薔薇香る憂鬱 ~アーリーディズ~

佐賀瀬 智

第1話 出会い

 私は小さな町の小さな花屋の一人息子で、小さい頃から両親の手伝い、店の手伝いをしていた。毎日花に囲まれての生活は私に美というものを教えてくれたと思う。そして花屋という美しい華やかな仕事の裏方は、結構肉体労働だということも知っている。


 高校生活も終わりに近づき大学に進学が決まった3月の上旬、父が病気で倒れてしまい家業の花屋を続けていくことが困難になった。今の世の中、大学を出たところでアドバンテージなどないかな。と思った私は、父の花屋を継ぐことを決心し大学進学は諦めた。そのかわり、店を母と二人で切り盛りしながら、しっかりとした花の知識を習得するために、フラワーアレンジメントのイブニング6ヶ月コースに通うことにした。


 それは私の小さな町から電車で30分ほどの、とある市の中心のふれあいカルチャーセンターという古いビルの2階の一室で開かれていた。受講生は私の他に7人、どうやら私が最後の一人だったようだ。私は小走りに教室に入った。

「今日から受講の方ですね。では、こちらにお名前をお願いします」

 と言ったその人を見て私は、はっと息を飲んだ。

「印鑑もお願いしますね。ここに......」

 線の細い華奢な手、指先、色白でうっすらとピンクの頬の細面の顔立ち、ライトブラウンの軽くウェイブのかかった髪、どことなくデイヴィッド・ボウイに似た植物的な美しい男性が、左の眉を少しだけ上げて涼しげな瞳で何かを言っているのだけれど、それは遥か遠くで言っているようで、私の耳には入ってこなかった。なぜなら、圧倒的な美がそこにいたからだ。圧倒的な美を目の前にして私の聴覚はおかしくなってしまったようだ。

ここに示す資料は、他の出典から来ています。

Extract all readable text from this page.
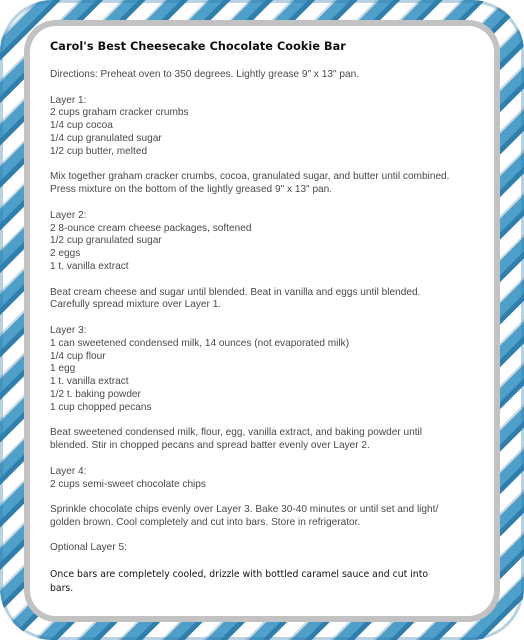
Carol's Best Cheesecake Chocolate Cookie Bar
Directions: Preheat oven to 350 degrees. Lightly grease 9" x 13" pan.
Layer 1:
2 cups graham cracker crumbs
1/4 cup cocoa
1/4 cup granulated sugar
1/2 cup butter, melted
Mix together graham cracker crumbs, cocoa, granulated sugar, and butter until combined.
Press mixture on the bottom of the lightly greased 9" x 13" pan.
Layer 2:
2 8-ounce cream cheese packages, softened
1/2 cup granulated sugar
2 eggs
1 t. vanilla extract
Beat cream cheese and sugar until blended. Beat in vanilla and eggs until blended.
Carefully spread mixture over Layer 1.
Layer 3:
1 can sweetened condensed milk, 14 ounces (not evaporated milk)
1/4 cup flour
1 egg
1 t. vanilla extract
1/2 t. baking powder
1 cup chopped pecans
Beat sweetened condensed milk, flour, egg, vanilla extract, and baking powder until
blended. Stir in chopped pecans and spread batter evenly over Layer 2.
Layer 4:
2 cups semi-sweet chocolate chips
Sprinkle chocolate chips evenly over Layer 3. Bake 30-40 minutes or until set and light/
golden brown. Cool completely and cut into bars. Store in refrigerator.
Optional Layer 5:
Once bars are completely cooled, drizzle with bottled caramel sauce and cut into
bars.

「印鑑、持ってませんか? ではサインでもいいですよ。今どき印鑑何て意味がないけれど、一応決まりですので」

 私はハッと我にかえり、印鑑など持っていないのに鞄の中をごそごそさがしたり、彼と目が合うと、意識的にそらしてしまったり、私の行動は挙動不審者のようだったに違いない。返事もせずに自分の名前 寺内弘二 と彼に言われたところの欄に書いて、印鑑のところには上の欄の2、3人がそうしているように、名字の寺内と書いて丸で囲んだ。

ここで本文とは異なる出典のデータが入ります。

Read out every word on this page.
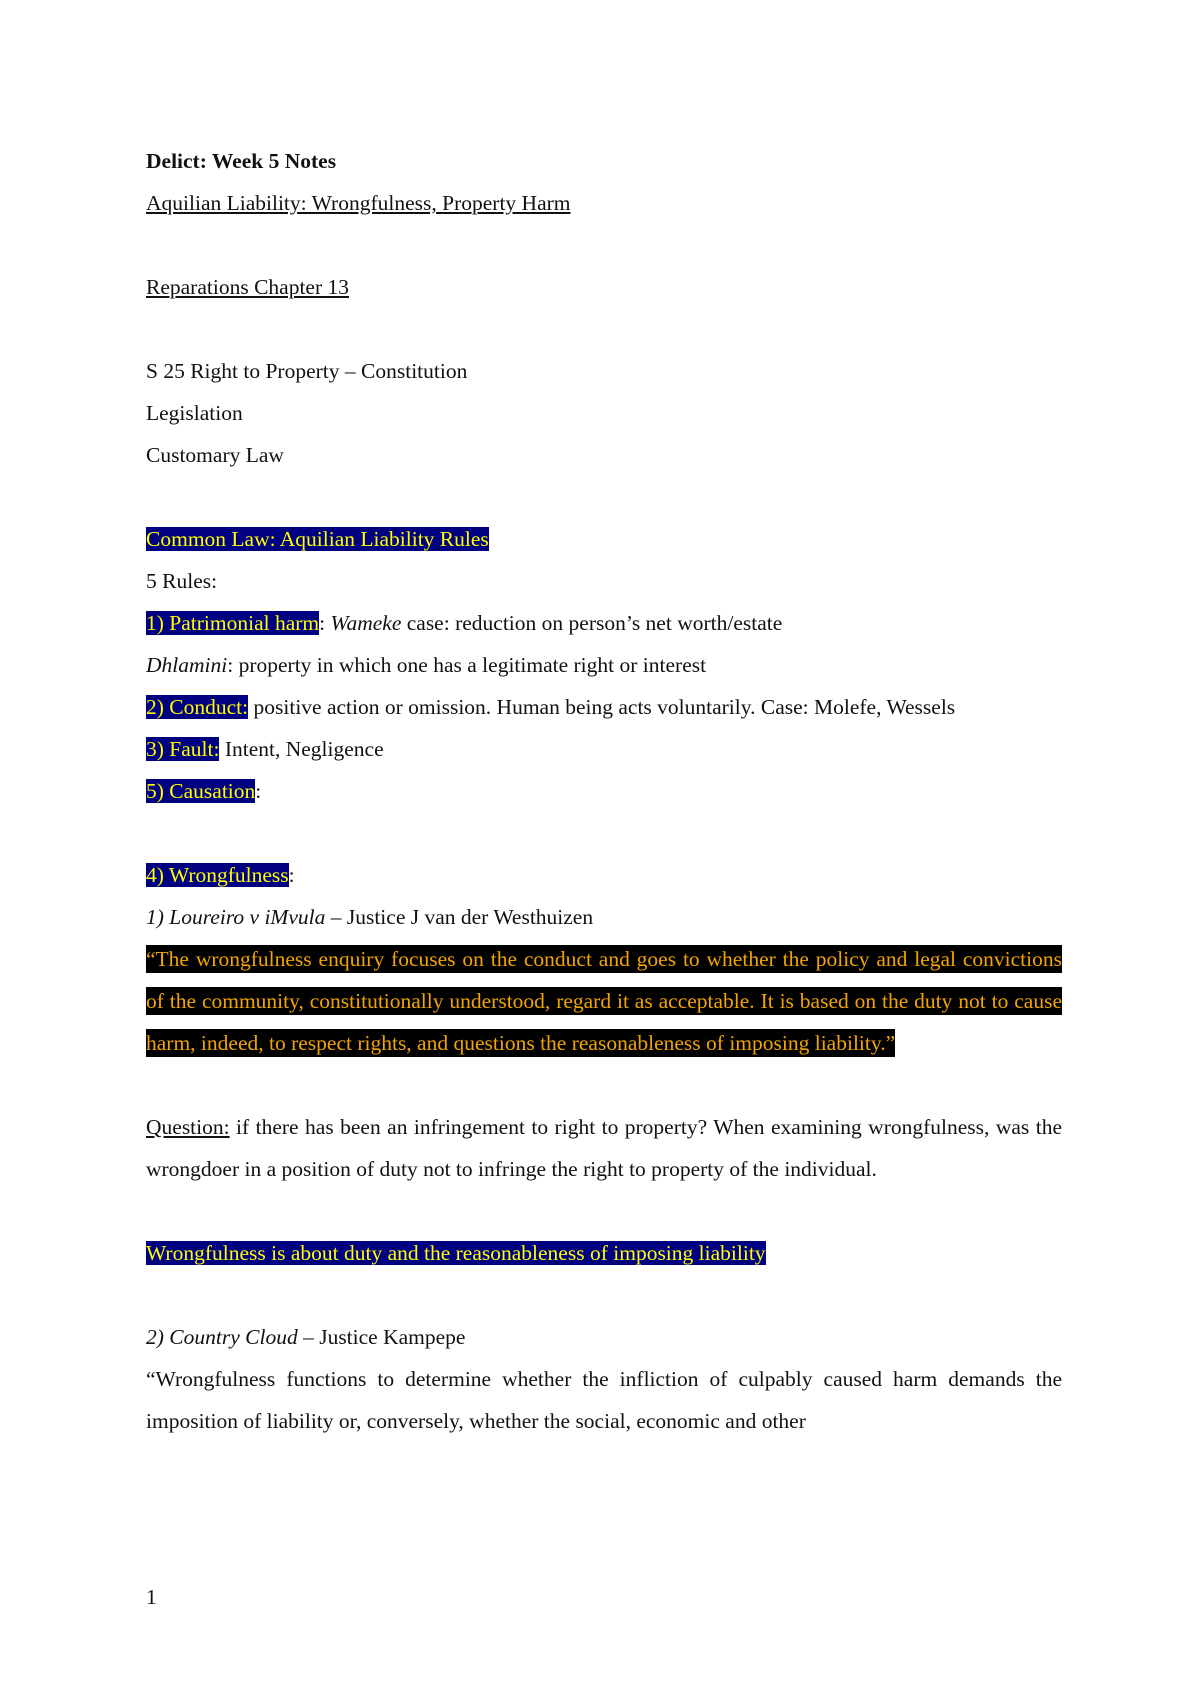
Delict: Week 5 Notes
Aquilian Liability: Wrongfulness, Property Harm
Reparations Chapter 13
S 25 Right to Property – Constitution
Legislation
Customary Law
Common Law: Aquilian Liability Rules
5 Rules:
1) Patrimonial harm: Wameke case: reduction on person’s net worth/estate
Dhlamini: property in which one has a legitimate right or interest
2) Conduct: positive action or omission. Human being acts voluntarily. Case: Molefe, Wessels
3) Fault: Intent, Negligence
5) Causation:
4) Wrongfulness:
1) Loureiro v iMvula – Justice J van der Westhuizen
“The wrongfulness enquiry focuses on the conduct and goes to whether the policy and legal convictions of the community, constitutionally understood, regard it as acceptable. It is based on the duty not to cause harm, indeed, to respect rights, and questions the reasonableness of imposing liability.”
Question: if there has been an infringement to right to property? When examining wrongfulness, was the wrongdoer in a position of duty not to infringe the right to property of the individual.
Wrongfulness is about duty and the reasonableness of imposing liability
2) Country Cloud – Justice Kampepe
“Wrongfulness functions to determine whether the infliction of culpably caused harm demands the imposition of liability or, conversely, whether the social, economic and other
1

 私は一番前の右端の席に座った。後ろに座っている会社帰りのOL風の二人が、「講師さん、超イケメンじゃん」と小声で言っている。この繊細な、まるで神秘の森の中の湖縁に咲く植物のような美しさを放つ人を、イケメンなどという下世話な言葉でディスクライブした二人を私は軽蔑した。


「みなさん、こんばんは。数あるフラワーアレンジメントの教室があるなか、この沖田フラワーアレンジメント教室を選んでくれてありがとうございます。私がこれから6ヶ月の間、講師を勤める沖田です。よろしくお願いします」

 小さくもなく、大きくもなくやわらかい流れるような声でその美しい講師、沖田さんは言った。

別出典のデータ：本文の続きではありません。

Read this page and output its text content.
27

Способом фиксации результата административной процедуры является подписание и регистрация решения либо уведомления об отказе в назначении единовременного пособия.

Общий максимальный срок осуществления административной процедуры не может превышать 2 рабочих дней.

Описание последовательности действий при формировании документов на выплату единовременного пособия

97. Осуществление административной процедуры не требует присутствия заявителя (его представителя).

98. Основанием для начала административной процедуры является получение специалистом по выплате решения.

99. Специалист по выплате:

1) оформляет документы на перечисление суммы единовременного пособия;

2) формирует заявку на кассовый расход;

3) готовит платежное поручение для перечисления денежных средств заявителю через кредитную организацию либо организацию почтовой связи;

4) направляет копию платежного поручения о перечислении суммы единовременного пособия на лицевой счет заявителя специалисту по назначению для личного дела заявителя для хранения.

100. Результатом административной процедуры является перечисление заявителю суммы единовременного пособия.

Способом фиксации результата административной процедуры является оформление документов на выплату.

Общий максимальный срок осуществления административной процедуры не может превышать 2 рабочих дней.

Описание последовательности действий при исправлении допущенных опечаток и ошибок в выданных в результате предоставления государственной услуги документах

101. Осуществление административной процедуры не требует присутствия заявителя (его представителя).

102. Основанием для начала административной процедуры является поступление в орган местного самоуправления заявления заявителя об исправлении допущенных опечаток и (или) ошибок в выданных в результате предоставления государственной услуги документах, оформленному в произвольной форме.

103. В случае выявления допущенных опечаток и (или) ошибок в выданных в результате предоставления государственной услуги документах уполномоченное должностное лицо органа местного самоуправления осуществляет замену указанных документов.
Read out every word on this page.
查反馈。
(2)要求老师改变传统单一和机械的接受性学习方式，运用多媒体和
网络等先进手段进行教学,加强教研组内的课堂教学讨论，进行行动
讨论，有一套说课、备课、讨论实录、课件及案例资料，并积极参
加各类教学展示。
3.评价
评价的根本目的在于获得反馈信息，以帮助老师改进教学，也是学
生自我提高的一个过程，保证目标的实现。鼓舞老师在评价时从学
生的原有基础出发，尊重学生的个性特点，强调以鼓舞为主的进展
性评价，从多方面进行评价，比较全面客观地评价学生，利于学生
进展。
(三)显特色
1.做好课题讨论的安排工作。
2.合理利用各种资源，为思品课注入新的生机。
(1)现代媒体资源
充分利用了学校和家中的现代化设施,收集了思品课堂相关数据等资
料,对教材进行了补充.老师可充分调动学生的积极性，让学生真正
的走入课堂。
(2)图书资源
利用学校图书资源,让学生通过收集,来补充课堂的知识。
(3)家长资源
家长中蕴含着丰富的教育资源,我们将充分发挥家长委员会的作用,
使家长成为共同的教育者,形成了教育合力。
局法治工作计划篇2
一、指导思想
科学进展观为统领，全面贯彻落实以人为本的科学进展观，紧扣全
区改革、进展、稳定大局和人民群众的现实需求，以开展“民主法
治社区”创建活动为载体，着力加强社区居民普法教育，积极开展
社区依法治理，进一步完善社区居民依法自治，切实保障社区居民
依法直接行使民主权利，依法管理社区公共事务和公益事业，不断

「それでは、皆さん自己紹介をしていただきましょう。きみからお願いします」

 と沖田さんは私の方に手のひらを向けて促した。私は最初は緊張してモゴモゴと自分の名前と年齢を言うのが精一杯だったけれど、その後、大学を諦め父親の花屋を継いだこと、花屋の仕事のことなど自分でもびっくりするくらいに自分のことをベラベラとしゃべっていた。喋り終えると、

 「君の好きな花は何?」

 と沖田さんが訊ねたので

 「......たぶん......薔薇です」

 と答えた。

「そう」沖田さんは教卓に肘をついて「僕も薔薇が好き」

 と私をじっと見て言った。上品に少しだけ左右の形の違った目でみつめられ、私はドキドキした。それはたぶん美しいものに出会ったとき、それは物でも花でも、それは男女も関係なく、美という観点だけでとらえた場合に起こる興奮、喜び。それは、朝の花市場で仕入れの時、めずらしい美しい花に出会った時の興奮と同じものだと私はその時思った。けれど、その美しき人と同じ花が好きだということ、沖田さんは薔薇が好きだと言っただけなのに、その言葉の裏の意味を探している自分がいた。その時から私の好きな花は薔薇ではなく、絶対的に薔薇になった。


 それが私と沖田さんとの出会いだった。